En septembre dernier, deux entreprises françaises (l’entreprise familiale Pierre Robert et le leader français ISB) ont ainsi été condamnées pour avoir manqué à leur obligation de diligence raisonnée. Il leur était reproché l’importation de bois coupé illégalement au Brésil.

Ce même Système de Diligence Raisonnée a été repris dans le Règlement européen contre la déforestation et la dégradation des forêts, adopté en mai 2023(3). Cette législation interdit désormais la mise sur le marché ou l’exportation depuis le marché européen de produits ayant contribué à la déforestation ou à la dégradation des forêts et concerne plus précisément sept produits, le café, cacao, caoutchouc, huile de palme, soja, bœuf et bois, ainsi que leurs produits dérivés comme le cuir, le charbon de bois, ou encore le papier imprimé.

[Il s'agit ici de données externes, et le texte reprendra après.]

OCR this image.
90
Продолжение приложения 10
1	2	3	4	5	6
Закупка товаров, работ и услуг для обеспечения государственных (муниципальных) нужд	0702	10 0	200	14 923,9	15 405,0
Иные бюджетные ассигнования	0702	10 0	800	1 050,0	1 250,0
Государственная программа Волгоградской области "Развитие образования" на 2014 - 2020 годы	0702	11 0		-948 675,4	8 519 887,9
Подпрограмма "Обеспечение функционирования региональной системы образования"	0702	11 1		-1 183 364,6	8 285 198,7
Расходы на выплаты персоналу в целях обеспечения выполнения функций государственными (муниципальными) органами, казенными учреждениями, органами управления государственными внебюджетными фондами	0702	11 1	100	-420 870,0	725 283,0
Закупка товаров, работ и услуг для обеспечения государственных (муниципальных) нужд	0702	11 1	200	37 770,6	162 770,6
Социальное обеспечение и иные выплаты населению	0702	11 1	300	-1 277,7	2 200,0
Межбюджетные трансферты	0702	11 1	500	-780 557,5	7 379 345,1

L’obligation de diligence des entreprises se retrouve également dans le secteur minier. En effet, un premier règlement du 17 mai 2017 relatif aux minerais originaires de zones de conflit(4) fixe des obligations de diligence à l’égard de la chaîne d’approvisionnement pour les importateurs de l’Union qui importent de l’étain, du tantale et du tungstène, leurs minerais et de l’or provenant de zones de conflit ou à haut risque.

Plus récemment, en réaction à l’essor d’une nouvelle mobilité électrique, l’Union européenne a adopté en juillet 2023 un règlement relatif aux batteries électriques(5). Elément central de cette législation, les entreprises qui mettent des batteries sur le marché ou les mettent en service doivent se conformer aux obligations liées au devoir de diligence, lesquelles impliquent en particulier de prévenir des risques sociaux et environnementaux.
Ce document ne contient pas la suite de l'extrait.